If in step 364 it was determined that this was the last character, a match was not found and so a character is not present in the requested cell. Control proceeds to step 372 where a zero value is placed on the stack for return to the calling program. Control proceeds to step 374, the return to the calling program.

If it was determined in step 342 that there was a CRC match, this indicates that the character was indeed found and so the value needs to be returned to the calling program. This is done in step 376 by placing the index value on the stack, which is followed by step 374.

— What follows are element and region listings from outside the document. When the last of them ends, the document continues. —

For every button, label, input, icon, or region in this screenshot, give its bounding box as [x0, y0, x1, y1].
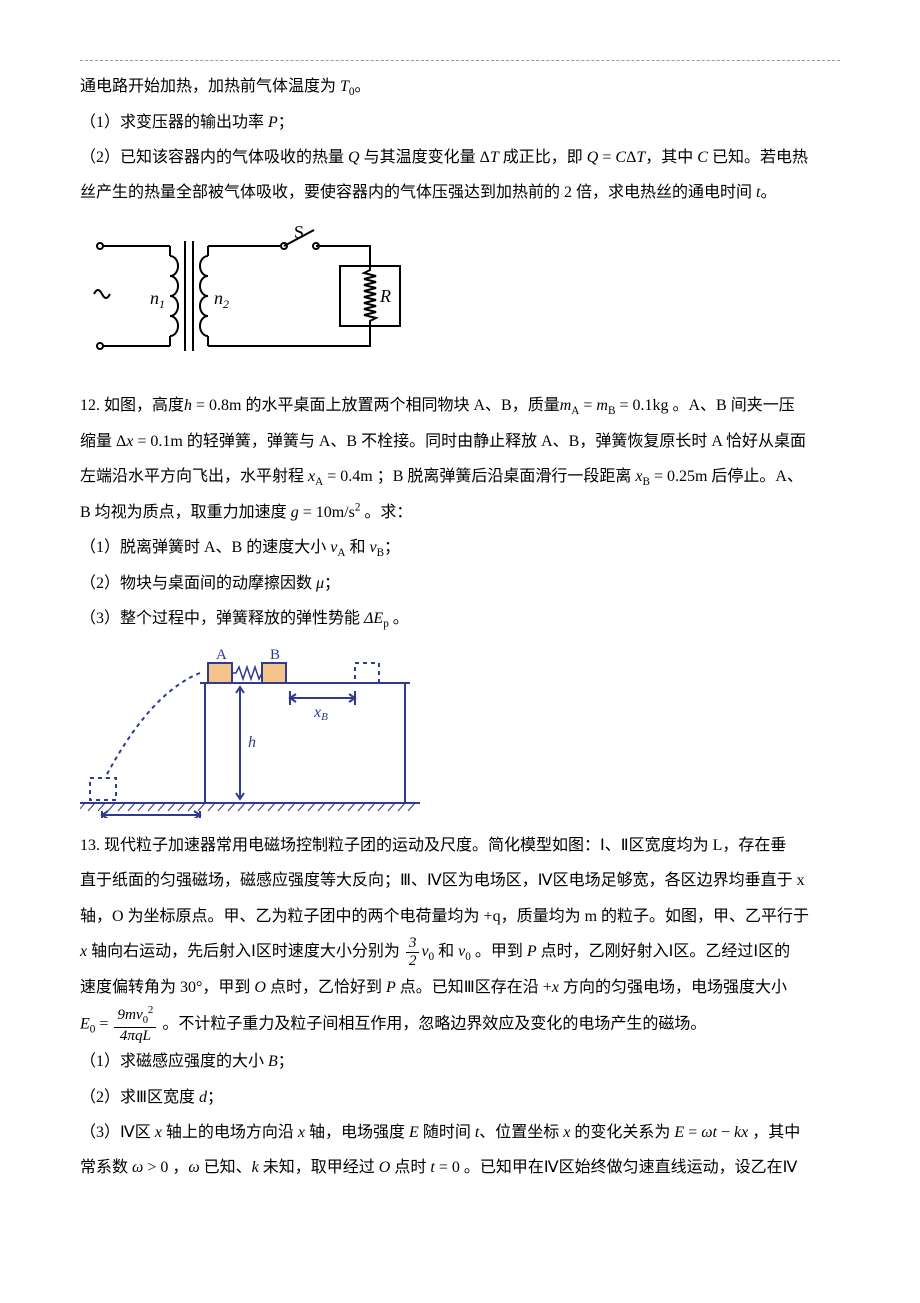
label-h: h [248, 734, 256, 751]
q13-line4: x 轴向右运动，先后射入Ⅰ区时速度大小分别为 32v0 和 v0 。甲到 P 点… [80, 934, 840, 970]
q13-q3-line2: 常系数 ω > 0 ，ω 已知、k 未知，取甲经过 O 点时 t = 0 。已知… [80, 1150, 840, 1185]
text: 和 [438, 943, 454, 960]
top-separator [80, 60, 840, 61]
text: 。不计粒子重力及粒子间相互作用，忽略边界效应及变化的电场产生的磁场。 [162, 1015, 706, 1032]
text: 。甲到 P 点时，乙刚好射入Ⅰ区。乙经过Ⅰ区的 [475, 943, 790, 960]
transformer-circuit-diagram: n1 n2 S R [80, 216, 420, 376]
q12-q3: （3）整个过程中，弹簧释放的弹性势能 ΔEp 。 [80, 601, 840, 637]
page: 通电路开始加热，加热前气体温度为 T0。 （1）求变压器的输出功率 P； （2）… [0, 0, 920, 1225]
frac-E0: 9mv02 4πqL [114, 1005, 156, 1045]
text: x 轴向右运动，先后射入Ⅰ区时速度大小分别为 [80, 943, 400, 960]
q12-q2: （2）物块与桌面间的动摩擦因数 μ； [80, 566, 840, 601]
q12-line4: B 均视为质点，取重力加速度 g = 10m/s2 。求： [80, 495, 840, 530]
label-xB: xB [313, 704, 328, 723]
q13-line1: 13. 现代粒子加速器常用电磁场控制粒子团的运动及尺度。简化模型如图：Ⅰ、Ⅱ区宽… [80, 828, 840, 863]
q11-part2-line1: （2）已知该容器内的气体吸收的热量 Q 与其温度变化量 ΔT 成正比，即 Q =… [80, 140, 840, 175]
q11-part1: （1）求变压器的输出功率 P； [80, 105, 840, 140]
q13-E0-line: E0 = 9mv02 4πqL 。不计粒子重力及粒子间相互作用，忽略边界效应及变… [80, 1005, 840, 1045]
label-B: B [270, 647, 280, 663]
text: 通电路开始加热，加热前气体温度为 T0。 [80, 78, 371, 95]
q13-line2: 直于纸面的匀强磁场，磁感应强度等大反向；Ⅲ、Ⅳ区为电场区，Ⅳ区电场足够宽，各区边… [80, 863, 840, 898]
frac-3-2: 32 [406, 935, 420, 969]
q13-q3-line1: （3）Ⅳ区 x 轴上的电场方向沿 x 轴，电场强度 E 随时间 t、位置坐标 x… [80, 1115, 840, 1150]
q12-line3: 左端沿水平方向飞出，水平射程 xA = 0.4m ；B 脱离弹簧后沿桌面滑行一段… [80, 459, 840, 495]
q13-line5: 速度偏转角为 30°，甲到 O 点时，乙恰好到 P 点。已知Ⅲ区存在沿 +x 方… [80, 970, 840, 1005]
q12-line1: 12. 如图，高度h = 0.8m 的水平桌面上放置两个相同物块 A、B，质量m… [80, 388, 840, 424]
q12-q1: （1）脱离弹簧时 A、B 的速度大小 vA 和 vB； [80, 530, 840, 566]
q12-line2: 缩量 Δx = 0.1m 的轻弹簧，弹簧与 A、B 不栓接。同时由静止释放 A、… [80, 424, 840, 459]
q11-part2-line2: 丝产生的热量全部被气体吸收，要使容器内的气体压强达到加热前的 2 倍，求电热丝的… [80, 175, 840, 210]
label-A: A [216, 647, 227, 663]
q11-cont-line: 通电路开始加热，加热前气体温度为 T0。 [80, 69, 840, 105]
q13-q1: （1）求磁感应强度的大小 B； [80, 1044, 840, 1079]
label-R: R [379, 286, 391, 306]
q13-q2: （2）求Ⅲ区宽度 d； [80, 1080, 840, 1115]
table-spring-diagram: A B h xA xB [80, 643, 420, 818]
q13-line3: 轴，O 为坐标原点。甲、乙为粒子团中的两个电荷量均为 +q，质量均为 m 的粒子… [80, 899, 840, 934]
label-S: S [294, 222, 304, 242]
label-n2: n2 [214, 288, 229, 311]
label-n1: n1 [150, 288, 165, 311]
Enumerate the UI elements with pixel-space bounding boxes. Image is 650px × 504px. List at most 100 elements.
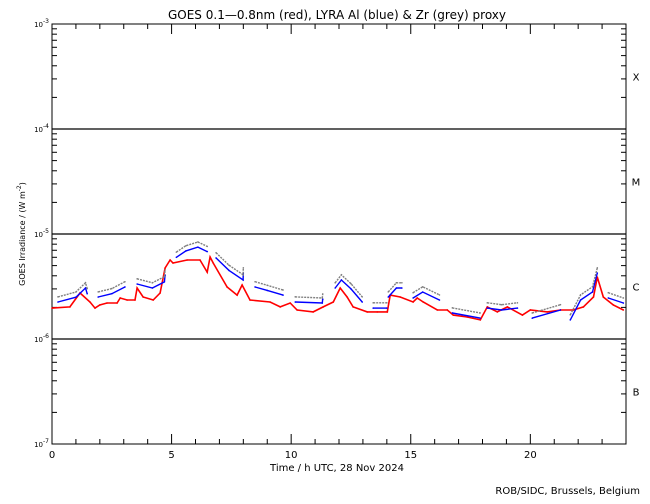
x-tick-label: 10 xyxy=(285,450,298,461)
data-point xyxy=(86,292,88,295)
series-line xyxy=(136,275,166,289)
flare-class-label: X xyxy=(633,73,640,84)
data-point xyxy=(119,297,121,299)
data-point xyxy=(591,291,594,293)
y-tick-exponent: -5 xyxy=(43,228,49,235)
data-point xyxy=(401,287,403,289)
y-axis-label-sup: -2 xyxy=(16,185,23,191)
data-point xyxy=(136,287,138,289)
series-line xyxy=(334,278,363,303)
data-point xyxy=(339,287,341,289)
data-point xyxy=(99,304,101,306)
data-point xyxy=(569,319,572,321)
data-point xyxy=(242,267,245,269)
data-point xyxy=(312,311,314,313)
data-point xyxy=(106,302,108,304)
flare-class-label: B xyxy=(633,388,640,399)
data-point xyxy=(215,252,217,254)
data-point xyxy=(612,304,615,306)
series-line xyxy=(532,304,561,314)
y-tick-exponent: -7 xyxy=(43,438,49,445)
data-point xyxy=(466,316,468,318)
y-tick-label: 10-4 xyxy=(34,123,49,134)
y-tick-exponent: -3 xyxy=(43,18,49,25)
data-point xyxy=(602,296,605,298)
data-point xyxy=(199,259,201,261)
series-lyra-al-proxy xyxy=(57,246,625,321)
data-point xyxy=(282,294,284,296)
data-point xyxy=(172,262,174,264)
data-point xyxy=(97,296,99,298)
data-point xyxy=(321,297,324,299)
data-point xyxy=(212,262,214,264)
data-point xyxy=(75,291,77,293)
data-point xyxy=(387,296,390,298)
data-point xyxy=(185,244,187,247)
data-point xyxy=(516,307,519,309)
data-point xyxy=(386,307,388,309)
series-line xyxy=(608,292,624,299)
data-point xyxy=(372,302,375,304)
data-point xyxy=(124,286,126,288)
data-point xyxy=(372,307,375,309)
data-point xyxy=(486,302,489,304)
data-point xyxy=(506,306,509,308)
x-tick-label: 20 xyxy=(524,450,537,461)
series-line xyxy=(569,272,598,321)
data-point xyxy=(479,312,481,314)
data-point xyxy=(136,278,138,280)
data-point xyxy=(531,317,534,319)
data-point xyxy=(296,309,298,311)
data-point xyxy=(486,306,489,308)
y-axis-label-end: ) xyxy=(18,182,27,185)
data-point xyxy=(412,301,414,303)
data-point xyxy=(622,309,625,311)
data-point xyxy=(582,306,585,308)
data-point xyxy=(289,302,292,304)
series-line xyxy=(487,302,518,306)
data-point xyxy=(340,279,343,281)
data-point xyxy=(479,319,482,321)
data-point xyxy=(186,259,188,261)
data-point xyxy=(579,294,582,296)
data-point xyxy=(346,296,348,298)
data-point xyxy=(529,309,532,311)
data-point xyxy=(163,275,166,278)
data-point xyxy=(279,306,281,308)
data-point xyxy=(622,297,625,299)
data-point xyxy=(479,317,481,319)
data-point xyxy=(500,309,503,311)
y-tick-exponent: -6 xyxy=(43,333,49,340)
data-point xyxy=(569,314,572,316)
data-point xyxy=(175,256,178,259)
data-point xyxy=(322,306,325,308)
data-point xyxy=(151,287,154,289)
data-point xyxy=(75,296,77,299)
series-group xyxy=(51,241,625,321)
data-point xyxy=(51,307,53,309)
y-axis-label-text: GOES Irradiance / (W m xyxy=(18,191,27,286)
data-point xyxy=(294,301,297,303)
data-point xyxy=(500,303,503,306)
data-point xyxy=(386,302,388,304)
data-point xyxy=(116,302,118,304)
series-line xyxy=(176,241,208,253)
data-point xyxy=(596,267,599,269)
data-point xyxy=(592,296,595,298)
class-lines xyxy=(52,128,626,340)
series-line xyxy=(176,246,208,258)
data-point xyxy=(254,286,256,288)
data-point xyxy=(421,291,424,293)
series-line xyxy=(608,297,624,304)
data-point xyxy=(206,250,209,253)
data-point xyxy=(521,314,524,316)
y-tick-label: 10-5 xyxy=(34,228,49,239)
data-point xyxy=(185,250,187,252)
data-point xyxy=(266,289,269,292)
data-point xyxy=(197,241,199,243)
chart-title: GOES 0.1—0.8nm (red), LYRA Al (blue) & Z… xyxy=(168,8,506,22)
data-point xyxy=(242,273,244,276)
data-point xyxy=(226,286,228,288)
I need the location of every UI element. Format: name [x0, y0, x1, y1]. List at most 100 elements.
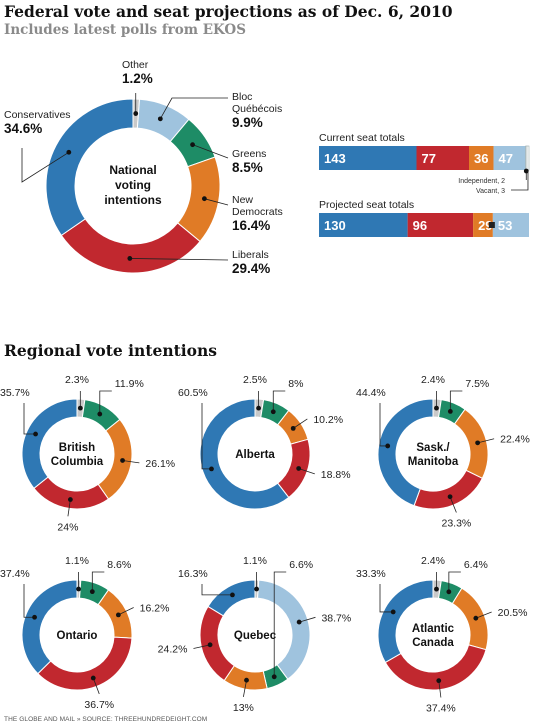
region-ontario-greens-leader — [91, 571, 105, 592]
region-sask-manitoba-name: Sask./ — [416, 442, 450, 454]
national-value-label: 1.2% — [122, 71, 153, 86]
region-alberta-greens-leader — [272, 390, 286, 412]
region-atlantic-canada-greens-leader — [448, 571, 461, 592]
national-bloc-qu-b-cois-dot — [157, 116, 163, 122]
region-sask-manitoba-conservatives-leader — [379, 403, 388, 447]
national-other-dot — [133, 111, 139, 116]
region-alberta-value-greens: 8% — [288, 378, 303, 390]
national-party-label: Québécois — [232, 103, 282, 115]
region-british-columbia-greens-leader — [99, 390, 112, 415]
region-british-columbia-name: Columbia — [51, 456, 104, 468]
region-alberta-value-new-democrats: 10.2% — [313, 414, 343, 426]
region-british-columbia-new-democrats-dot — [120, 458, 125, 463]
region-british-columbia-value-greens: 11.9% — [115, 378, 144, 390]
national-greens-leader — [192, 144, 229, 159]
region-atlantic-canada-slice-conservatives — [377, 579, 434, 664]
region-british-columbia-value-liberals: 24% — [57, 521, 78, 533]
region-ontario-value-new-democrats: 16.2% — [140, 602, 170, 614]
region-quebec-slice-conservatives — [207, 579, 256, 617]
region-sask-manitoba-value-new-democrats: 22.4% — [500, 434, 530, 446]
region-quebec-bloc-qu-b-cois-dot — [296, 619, 302, 625]
region-alberta-name: Alberta — [235, 449, 275, 461]
region-british-columbia-conservatives-leader — [23, 403, 36, 435]
region-british-columbia-name: British — [59, 442, 95, 454]
national-party-label: Other — [122, 59, 149, 71]
region-sask-manitoba-value-greens: 7.5% — [465, 378, 489, 390]
region-quebec-greens-dot — [271, 674, 277, 680]
national-liberals-dot — [127, 256, 133, 261]
region-quebec-conservatives-dot — [230, 592, 235, 598]
region-quebec-liberals-dot — [207, 642, 213, 648]
region-british-columbia-value-conservatives: 35.7% — [0, 387, 30, 399]
region-quebec-new-democrats-leader — [242, 680, 247, 697]
region-sask-manitoba-liberals-leader — [449, 496, 457, 513]
region-alberta-new-democrats-leader — [292, 418, 308, 429]
region-atlantic-canada-conservatives-leader — [379, 584, 394, 613]
region-atlantic-canada-value-other: 2.4% — [421, 555, 445, 567]
region-sask-manitoba-name: Manitoba — [408, 456, 459, 468]
region-quebec-name: Quebec — [234, 630, 277, 642]
region-quebec-value-bloc-qu-b-cois: 38.7% — [321, 612, 351, 624]
current-seats-value: 36 — [474, 151, 488, 166]
region-sask-manitoba-slice-new-democrats — [453, 408, 489, 480]
regional-section-title: Regional vote intentions — [4, 341, 217, 360]
national-party-label: Greens — [232, 148, 266, 160]
region-alberta-value-conservatives: 60.5% — [178, 387, 208, 399]
region-quebec-value-new-democrats: 13% — [233, 702, 254, 714]
region-ontario-slice-liberals — [37, 636, 133, 691]
region-atlantic-canada-value-greens: 6.4% — [464, 559, 488, 571]
region-ontario-value-other: 1.1% — [65, 555, 89, 567]
region-sask-manitoba-slice-conservatives — [377, 398, 434, 507]
region-british-columbia-other-dot — [77, 405, 83, 411]
projected-seats-segment-conservatives — [319, 213, 408, 237]
projected-seats-value: 130 — [324, 218, 346, 233]
page-subtitle: Includes latest polls from EKOS — [4, 22, 246, 38]
region-sask-manitoba-value-other: 2.4% — [421, 374, 445, 386]
national-center-label: National — [109, 163, 156, 177]
region-alberta-other-dot — [256, 405, 262, 411]
current-vacant-leader — [511, 171, 529, 191]
national-value-label: 29.4% — [232, 261, 270, 276]
region-atlantic-canada-value-new-democrats: 20.5% — [498, 607, 528, 619]
national-new-democrats-dot — [201, 196, 207, 202]
projected-seats-segment-new-democrats — [473, 213, 493, 237]
national-liberals-leader — [129, 258, 229, 261]
region-ontario-greens-dot — [89, 589, 95, 595]
national-center-label: intentions — [104, 193, 162, 207]
region-ontario-conservatives-dot — [32, 614, 37, 620]
current-seats-value: 47 — [499, 151, 513, 166]
region-quebec-conservatives-leader — [201, 584, 233, 596]
current-independent-dot — [523, 168, 529, 174]
region-alberta-liberals-leader — [298, 468, 315, 475]
region-atlantic-canada-other-dot — [434, 586, 439, 592]
region-ontario-other-dot — [76, 586, 81, 592]
region-sask-manitoba-value-liberals: 23.3% — [441, 518, 471, 530]
region-ontario-liberals-dot — [90, 675, 96, 681]
national-greens-dot — [190, 142, 195, 148]
region-alberta-conservatives-dot — [209, 466, 214, 472]
region-quebec-slice-liberals — [199, 605, 235, 682]
region-sask-manitoba-new-democrats-dot — [475, 440, 481, 446]
region-quebec-liberals-leader — [193, 644, 211, 649]
region-british-columbia-new-democrats-leader — [122, 460, 140, 464]
region-quebec-value-conservatives: 16.3% — [178, 568, 208, 580]
current-seats-title: Current seat totals — [319, 132, 405, 144]
region-atlantic-canada-slice-new-democrats — [451, 587, 489, 651]
region-alberta-liberals-dot — [296, 466, 302, 471]
current-seats-note-vacant: Vacant, 3 — [476, 188, 505, 195]
region-atlantic-canada-greens-dot — [446, 589, 452, 595]
national-conservatives-dot — [66, 149, 72, 155]
region-alberta-value-other: 2.5% — [243, 374, 267, 386]
national-value-label: 8.5% — [232, 160, 263, 175]
region-british-columbia-slice-conservatives — [21, 398, 78, 489]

The foregoing disclosure and description of the invention are illustrative and explanatory thereof, and various changes in the size, shape, materials, components, circuitry, wiring connections and contacts, as well as in the details of the illustrated circuitry and construction and method of operation may be made without departing from the spirit of the invention.

Claims

We claim:

1. A display system for use in a computer having a processor providing display information to locations of the display system, the display system having means for converting information into a form for driving a display device, the display system comprising:

a first buffer having a plurality of locations for storing character dot image values;

a second buffer having a plurality of locations for storing attribute values associated with each character dot image value;

a third buffer having a plurality of locations for storing background attribute values associated with each character dot image value, and wherein said second buffer stores foreground attribute values and said character dot image values indicate the use of foreground or background attribute values; and

means for determining if an attribute value written to said second buffer by the procession is nonzero and for writing a zero to the location in said first buffer associated with the location of the attribute buffer write if the attribute value is zero and a one to the location if the attribute value is nonzero.

2. The display system of claim 1, further comprising:

means for directing said written attribute value to said second buffer and for writing a zero value in the corresponding location in said third buffer.